Of all holiday choices, with the honourable and obvious exception of wild camping in the Cairngorms, taking a cruise would almost certainly be the one I'd least like to get involved in. And yet I must surely be missing something here because approximately 34.6 million people - equivalent to the entire population of Peru - took a cruise in 2024, which makes them a very popular holiday choice indeed.
So, it's time I ditched my prejudices and tried to identify the positive points with regard to being trapped on a boat in the middle of the ocean with hundreds of people in ill-fitting shorts.

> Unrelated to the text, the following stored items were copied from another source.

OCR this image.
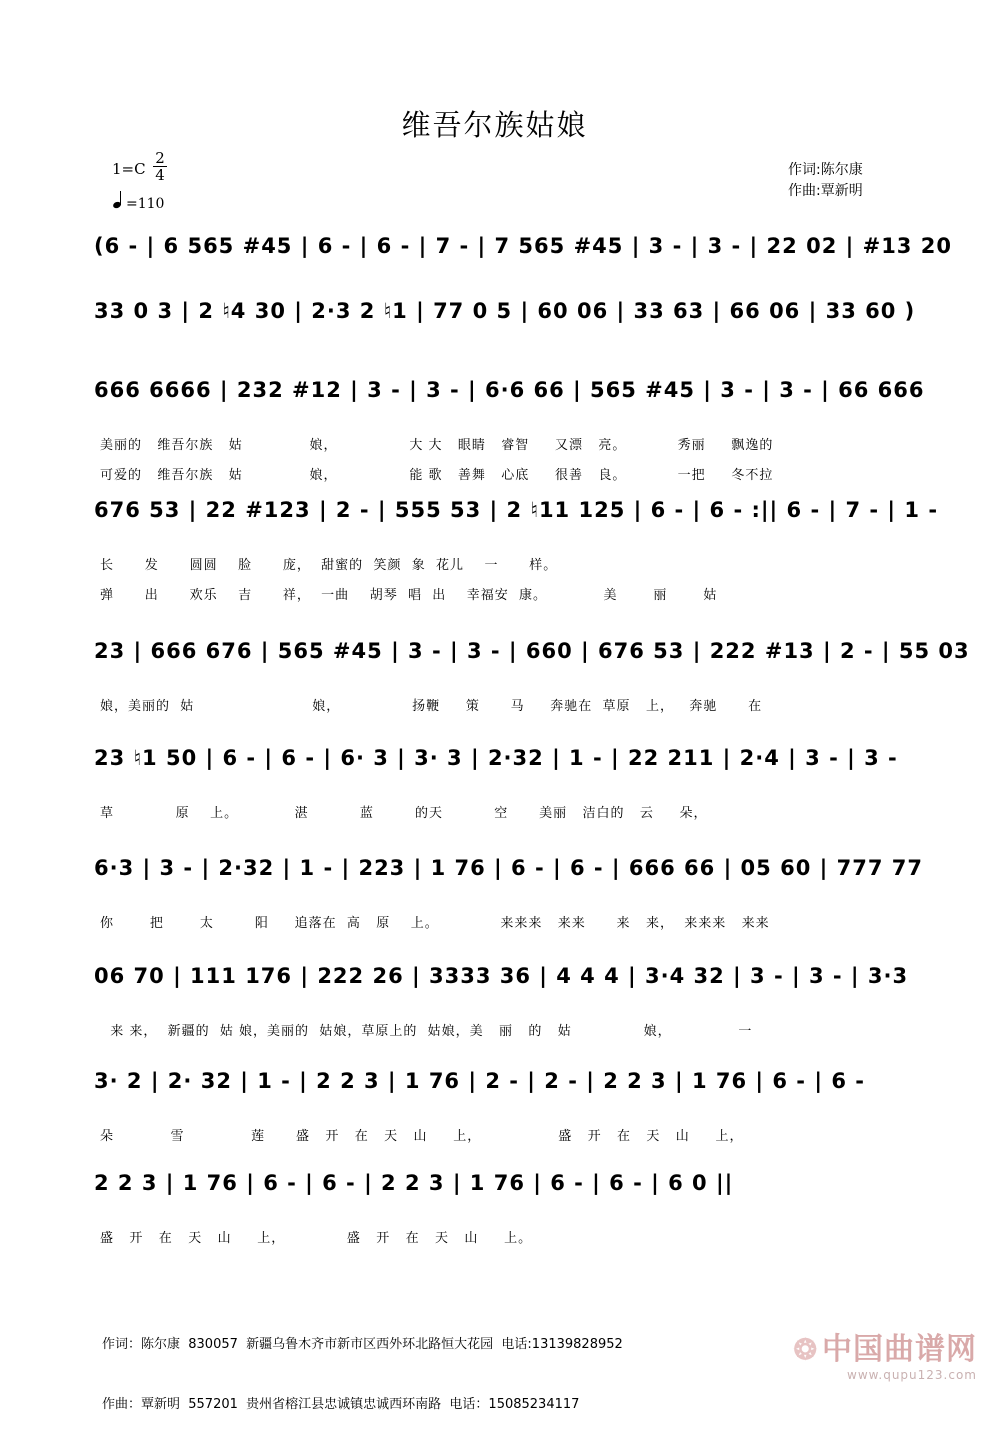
维吾尔族姑娘
$1=C \frac{2}{4}$
=110
作词:陈尔康
作曲:覃新明
(6 - | 6 565 #45 | 6 - | 6 - | 7 - | 7 565 #45 | 3 - | 3 - | 22 02 | #13 20
33 0 3 | 2 ♮4 30 | 2·3 2 ♮1 | 77 0 5 | 60 06 | 33 63 | 66 06 | 33 60 )
666 6666 | 232 #12 | 3 - | 3 - | 6·6 66 | 565 #45 | 3 - | 3 - | 66 666
美丽的   维吾尔族   姑             娘，              大 大   眼睛   睿智     又漂   亮。          秀丽     飘逸的
可爱的   维吾尔族   姑             娘，              能 歌   善舞   心底     很善   良。          一把     冬不拉
676 53 | 22 #123 | 2 - | 555 53 | 2 ♮11 125 | 6 - | 6 - :|| 6 - | 7 - | 1 -
长      发      圆圆    脸      庞，  甜蜜的  笑颜  象  花儿    一      样。
弹      出      欢乐    吉      祥，  一曲    胡琴  唱  出    幸福安  康。           美       丽       姑
23 | 666 676 | 565 #45 | 3 - | 3 - | 660 | 676 53 | 222 #13 | 2 - | 55 03
娘，美丽的  姑                       娘，              扬鞭     策      马     奔驰在  草原   上，   奔驰      在
23 ♮1 50 | 6 - | 6 - | 6· 3 | 3· 3 | 2·32 | 1 - | 22 211 | 2·4 | 3 - | 3 -
草            原    上。           湛          蓝        的天          空      美丽   洁白的   云     朵，
6·3 | 3 - | 2·32 | 1 - | 223 | 1 76 | 6 - | 6 - | 666 66 | 05 60 | 777 77
你       把       太        阳     追落在  高   原    上。            来来来   来来      来   来，  来来来   来来
06 70 | 111 176 | 222 26 | 3333 36 | 4 4 4 | 3·4 32 | 3 - | 3 - | 3·3
来 来，  新疆的  姑 娘，美丽的  姑娘，草原上的  姑娘，美   丽   的   姑              娘，             一
3· 2 | 2· 32 | 1 - | 2 2 3 | 1 76 | 2 - | 2 - | 2 2 3 | 1 76 | 6 - | 6 -
朵           雪             莲      盛   开   在   天   山     上，               盛   开   在   天   山     上，
2 2 3 | 1 76 | 6 - | 6 - | 2 2 3 | 1 76 | 6 - | 6 - | 6 0 ||
盛   开   在   天   山     上，            盛   开   在   天   山     上。

作词：陈尔康  830057  新疆乌鲁木齐市新市区西外环北路恒大花园  电话:13139828952

作曲：覃新明  557201  贵州省榕江县忠诚镇忠诚西环南路  电话：15085234117

❂ 中国曲谱网
www.qupu123.com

First, if you have a really stressful job - like serving people on a cruise ship, for example - you can switch off entirely because everything is designed for your ease and comfort. The biggest decision you'll need to make is whether to have the salmon or the macaroni cheese - and that's just choosing the colour of your cabin.
Also, there's a veritable smorgasbord of entertainment laid on every evening, often, as I understand it, including a magician or two. I've always loved magicians, so that'd be me sorted, chomping on a plate of salmon watching The Great Smithofski deftly steal some poor sap's wallet with the whole crowd in on the fun and games except for the victim. (It was a long time ago and I'm almost over it, ok?).
Next is the bit I've never really understood but I'm hoping to be enlightened - stopping off at the various ports en route. How does this actually work? It seems that you disembark with loads of other people, walk into town en masse, get your ear drums perforated by the tutting of the locals trying to get to work, buy a souvenir ashtray/keyring and then scamper back to the ship for a shower and some macaroni cheese. That's how it's always looked from the outside anyway, but maybe it's the opposite and highly enjoyable - a chance to get a flavour of a wide variety of cities in a very short space of time. I wonder if they do one-stop, one-night taster cruises for people who have their doubts.
Finally, quoits. Surely, it must be obligatory for all cruise ships to be equipped with endless sets of quoits and if it is, then count me in, all is forgiven. There's something wistfully romantic about the idea of throwing loops at sticks on a rolling sea, comparing ashtrays and wondering where you left your wallet.
Right, that's it, I'm convinced. I'll take a one-stop, one-night taster cruise to start with - let's make it in Malaga, though, just in case I need to make a swift exit.